Sementara itu, terkait dengan analisis bahwa Tiongkok berpotensi masuk jebakan ekonomi kelas menengah (middle income trap), banker yang bersama Liem Sioe Liong membesarkan Bank Central Asia (BCA) itu menyatakan, kecil kemungkinan ancaman middle income trap, kondisi di mana sebuah negeri gagal lepas landas menjadi negara maju, pada Tiongkok menjadi kenyataan.
”Sebab, ekonomi Tiongkok tidak bergantung besarnya industri manufaktur saja, tapi juga sudah masuk industri teknologi informasi (TI). Jadi, kelasnya sudah lebih tinggi,” ujarnya.
Menurut Mochtar, industri berbasis TI paling kebal krisis. Dia mencontohkan, ketika ekonomi Amerika Serikat limbung dihajar krisis subprime mortgage pada 2008, hampir semua industri ikut sempoyongan, kecuali industri TI. Sebab, kebutuhan dunia terhadap TI terus naik. Karena itu, Microsoft, Intel, dan perusahaan lain tetap menangguk untung segunung. ”Setiap pagi, ketika kita membuka komputer atau HP, berarti kita bayar ke Intel atau Microsoft,” sebut dia.
Demikian pula industri digital semacam situs online Amazon, jejaring sosial Facebook, mesin pencari Google, dan masih banyak lagi yang bukannya surut, tapi justru terus melesat. ”Hebatnya Tiongkok, mereka mengembangkan teknologi serupa. Bahkan, banyak di antaranya yang kini lebih besar daripada perusahaan di Amerika,” katanya.
Di bidang teknologi cip komputer, dominasi Intel diproyeksikan akan digerogoti Huawei yang kian inovatif dan agresif. Untuk menyaingi Amazon, Tiongkok punya Alibaba yang kini lebih raksasa. Sistem bisnis Facebook dan Google pun disaingi Weibo dan Baidu.

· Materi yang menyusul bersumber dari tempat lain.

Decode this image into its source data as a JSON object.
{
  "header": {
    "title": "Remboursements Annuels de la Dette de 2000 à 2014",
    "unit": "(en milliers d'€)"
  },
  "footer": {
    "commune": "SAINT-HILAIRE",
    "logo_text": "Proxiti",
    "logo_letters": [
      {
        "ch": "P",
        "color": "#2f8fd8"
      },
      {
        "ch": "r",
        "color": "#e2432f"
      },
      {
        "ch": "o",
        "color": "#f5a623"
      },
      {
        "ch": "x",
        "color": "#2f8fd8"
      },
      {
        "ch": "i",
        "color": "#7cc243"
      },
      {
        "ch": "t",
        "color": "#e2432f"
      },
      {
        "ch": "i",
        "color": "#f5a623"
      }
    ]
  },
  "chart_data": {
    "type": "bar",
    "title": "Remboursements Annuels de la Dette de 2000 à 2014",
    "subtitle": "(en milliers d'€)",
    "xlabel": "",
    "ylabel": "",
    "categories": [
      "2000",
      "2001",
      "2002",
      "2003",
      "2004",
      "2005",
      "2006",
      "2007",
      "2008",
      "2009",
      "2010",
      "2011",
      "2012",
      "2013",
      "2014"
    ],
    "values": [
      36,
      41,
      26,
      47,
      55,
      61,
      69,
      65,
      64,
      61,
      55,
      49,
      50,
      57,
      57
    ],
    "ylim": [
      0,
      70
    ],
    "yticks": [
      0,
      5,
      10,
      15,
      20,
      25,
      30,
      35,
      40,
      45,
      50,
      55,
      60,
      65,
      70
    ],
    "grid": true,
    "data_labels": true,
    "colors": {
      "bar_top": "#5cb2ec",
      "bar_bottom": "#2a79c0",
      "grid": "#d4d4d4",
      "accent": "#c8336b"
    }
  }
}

Meski demikian, lanjut Mochtar, Indonesia masih punya banyak pekerjaan rumah (PR) yang harus diselesaikan. Salah satu yang utama adalah ekonomi biaya tinggi. ”Di era kompetisi, ini menjadi titik lemah produk Indonesia.”

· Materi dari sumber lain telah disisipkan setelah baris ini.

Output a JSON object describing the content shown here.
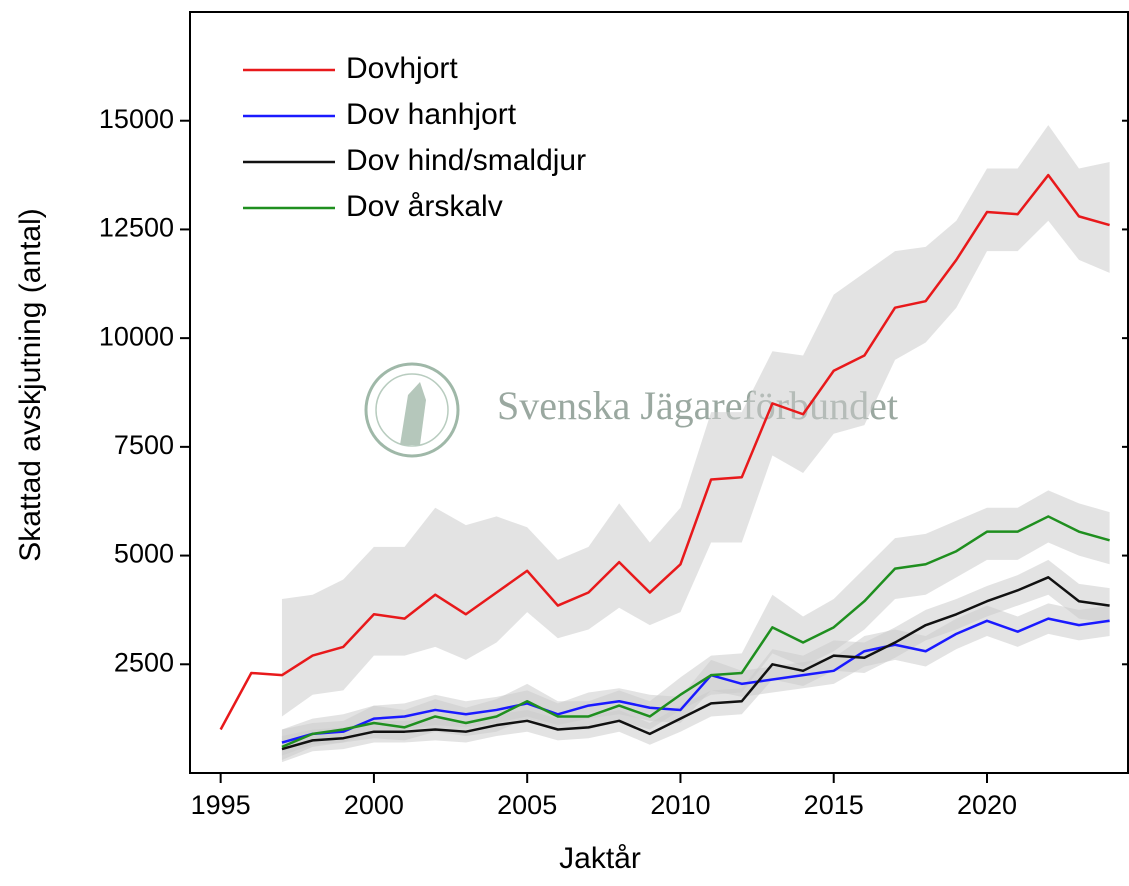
{
  "chart_data": {
    "type": "line",
    "ylabel": "Skattad avskjutning (antal)",
    "xlabel": "Jaktår",
    "watermark": "Svenska Jägareförbundet",
    "band_color": "#cccccc",
    "x": [
      1995,
      1996,
      1997,
      1998,
      1999,
      2000,
      2001,
      2002,
      2003,
      2004,
      2005,
      2006,
      2007,
      2008,
      2009,
      2010,
      2011,
      2012,
      2013,
      2014,
      2015,
      2016,
      2017,
      2018,
      2019,
      2020,
      2021,
      2022,
      2023,
      2024
    ],
    "xlim": [
      1994,
      2024.6
    ],
    "xticks": [
      1995,
      2000,
      2005,
      2010,
      2015,
      2020
    ],
    "ylim": [
      0,
      17500
    ],
    "yticks": [
      2500,
      5000,
      7500,
      10000,
      12500,
      15000
    ],
    "legend": "upper left",
    "series": [
      {
        "name": "Dovhjort",
        "color": "#e8191b",
        "values": [
          1000,
          2300,
          2250,
          2700,
          2900,
          3650,
          3550,
          4100,
          3650,
          4150,
          4650,
          3850,
          4150,
          4850,
          4150,
          4800,
          6750,
          6800,
          8500,
          8250,
          9250,
          9600,
          10700,
          10850,
          11800,
          12900,
          12850,
          13750,
          12800,
          12600
        ],
        "band_lower": [
          null,
          null,
          1300,
          1800,
          1900,
          2700,
          2700,
          2900,
          2600,
          3000,
          3700,
          3100,
          3300,
          3800,
          3400,
          3700,
          5300,
          5300,
          7300,
          6900,
          7800,
          8000,
          9500,
          9900,
          10700,
          12000,
          12000,
          12700,
          11800,
          11500
        ],
        "band_upper": [
          null,
          null,
          4000,
          4100,
          4450,
          5200,
          5200,
          6100,
          5700,
          5900,
          5650,
          4900,
          5200,
          6200,
          5300,
          6100,
          8300,
          8300,
          9700,
          9600,
          11000,
          11500,
          12000,
          12100,
          12700,
          13900,
          13900,
          14900,
          13900,
          14050
        ]
      },
      {
        "name": "Dov hanhjort",
        "color": "#1a1aff",
        "values": [
          null,
          null,
          700,
          900,
          950,
          1250,
          1300,
          1450,
          1350,
          1450,
          1600,
          1350,
          1550,
          1650,
          1500,
          1450,
          2250,
          2050,
          2150,
          2250,
          2350,
          2800,
          2950,
          2800,
          3200,
          3500,
          3250,
          3550,
          3400,
          3500
        ],
        "band_lower": [
          null,
          null,
          400,
          650,
          700,
          950,
          1000,
          1100,
          1050,
          1150,
          1300,
          1100,
          1250,
          1350,
          1200,
          1150,
          1900,
          1750,
          1850,
          1950,
          2050,
          2450,
          2600,
          2450,
          2850,
          3150,
          2900,
          3200,
          3050,
          3150
        ],
        "band_upper": [
          null,
          null,
          1000,
          1150,
          1200,
          1550,
          1600,
          1800,
          1650,
          1750,
          1900,
          1600,
          1850,
          1950,
          1800,
          1750,
          2600,
          2350,
          2450,
          2550,
          2650,
          3150,
          3300,
          3150,
          3550,
          3850,
          3600,
          3900,
          3750,
          3850
        ]
      },
      {
        "name": "Dov hind/smaldjur",
        "color": "#111111",
        "values": [
          null,
          null,
          550,
          750,
          800,
          950,
          950,
          1000,
          950,
          1100,
          1200,
          1000,
          1050,
          1200,
          900,
          1250,
          1600,
          1650,
          2500,
          2350,
          2700,
          2650,
          3000,
          3400,
          3650,
          3950,
          4200,
          4500,
          3950,
          3850
        ],
        "band_lower": [
          null,
          null,
          250,
          500,
          550,
          700,
          700,
          750,
          700,
          850,
          950,
          750,
          800,
          950,
          650,
          950,
          1300,
          1350,
          2150,
          2000,
          2350,
          2300,
          2650,
          3050,
          3300,
          3600,
          3850,
          4100,
          3550,
          3450
        ],
        "band_upper": [
          null,
          null,
          850,
          1000,
          1050,
          1200,
          1200,
          1250,
          1200,
          1350,
          1450,
          1250,
          1300,
          1450,
          1150,
          1550,
          1900,
          1950,
          2850,
          2700,
          3050,
          3000,
          3350,
          3750,
          4000,
          4300,
          4550,
          4900,
          4350,
          4250
        ]
      },
      {
        "name": "Dov årskalv",
        "color": "#1f8f1f",
        "values": [
          null,
          null,
          600,
          900,
          1000,
          1150,
          1050,
          1300,
          1150,
          1300,
          1650,
          1300,
          1300,
          1550,
          1300,
          1800,
          2250,
          2300,
          3350,
          3000,
          3350,
          3950,
          4700,
          4800,
          5100,
          5550,
          5550,
          5900,
          5550,
          5350
        ],
        "band_lower": [
          null,
          null,
          300,
          600,
          700,
          800,
          750,
          950,
          850,
          950,
          1250,
          1000,
          1000,
          1200,
          1000,
          1450,
          1800,
          1850,
          2750,
          2450,
          2800,
          3300,
          4000,
          4100,
          4500,
          4900,
          4900,
          5300,
          5000,
          4800
        ],
        "band_upper": [
          null,
          null,
          1000,
          1250,
          1350,
          1550,
          1450,
          1700,
          1500,
          1700,
          2050,
          1650,
          1650,
          1900,
          1650,
          2200,
          2700,
          2750,
          4100,
          3600,
          4000,
          4700,
          5400,
          5500,
          5800,
          6100,
          6100,
          6500,
          6200,
          6000
        ]
      }
    ]
  }
}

Sosok yang kini getol membangun rumah sakit dengan bendera Siloam Hospitals di berbagai wilayah Indonesia itu menyebut, high cost economy (ekonomi biaya tinggi) muncul karena dua faktor. Yakni, berbelitnya birokrasi atau regulasi dan minimnya infrastruktur.

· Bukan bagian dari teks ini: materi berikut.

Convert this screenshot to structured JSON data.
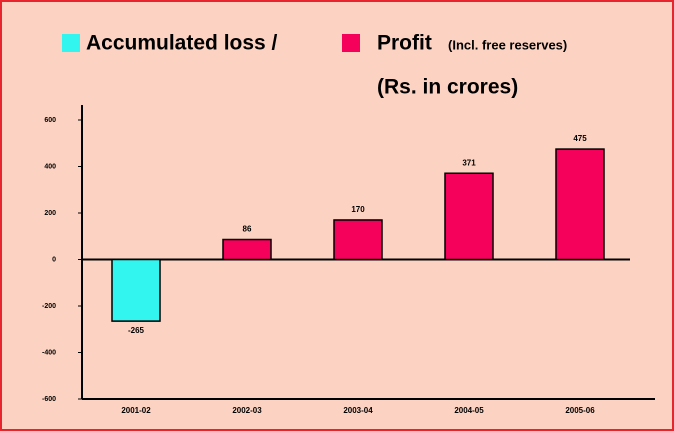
{
  "chart_data": {
    "type": "bar",
    "legend": [
      {
        "name": "Accumulated loss /",
        "color": "#33f5f0"
      },
      {
        "name": "Profit",
        "color": "#f5005a",
        "note": "(Incl. free reserves)"
      }
    ],
    "subtitle": "(Rs. in crores)",
    "categories": [
      "2001-02",
      "2002-03",
      "2003-04",
      "2004-05",
      "2005-06"
    ],
    "values": [
      -265,
      86,
      170,
      371,
      475
    ],
    "colors": [
      "#33f5f0",
      "#f5005a",
      "#f5005a",
      "#f5005a",
      "#f5005a"
    ],
    "ylim": [
      -600,
      600
    ],
    "yticks": [
      600,
      400,
      200,
      0,
      -200,
      -400,
      -600
    ]
  }
}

Mochtar menyebut, jika langkah deregulasi untuk memangkas berbelitnya perizinan investasi dan pembangunan infrastruktur konsisten dilakukan pemerintah dalam beberapa tahun ke depan, iklim investasi akan meningkat signifikan serta menjadi landasan bagi ekonomi untuk melesat lebih tinggi.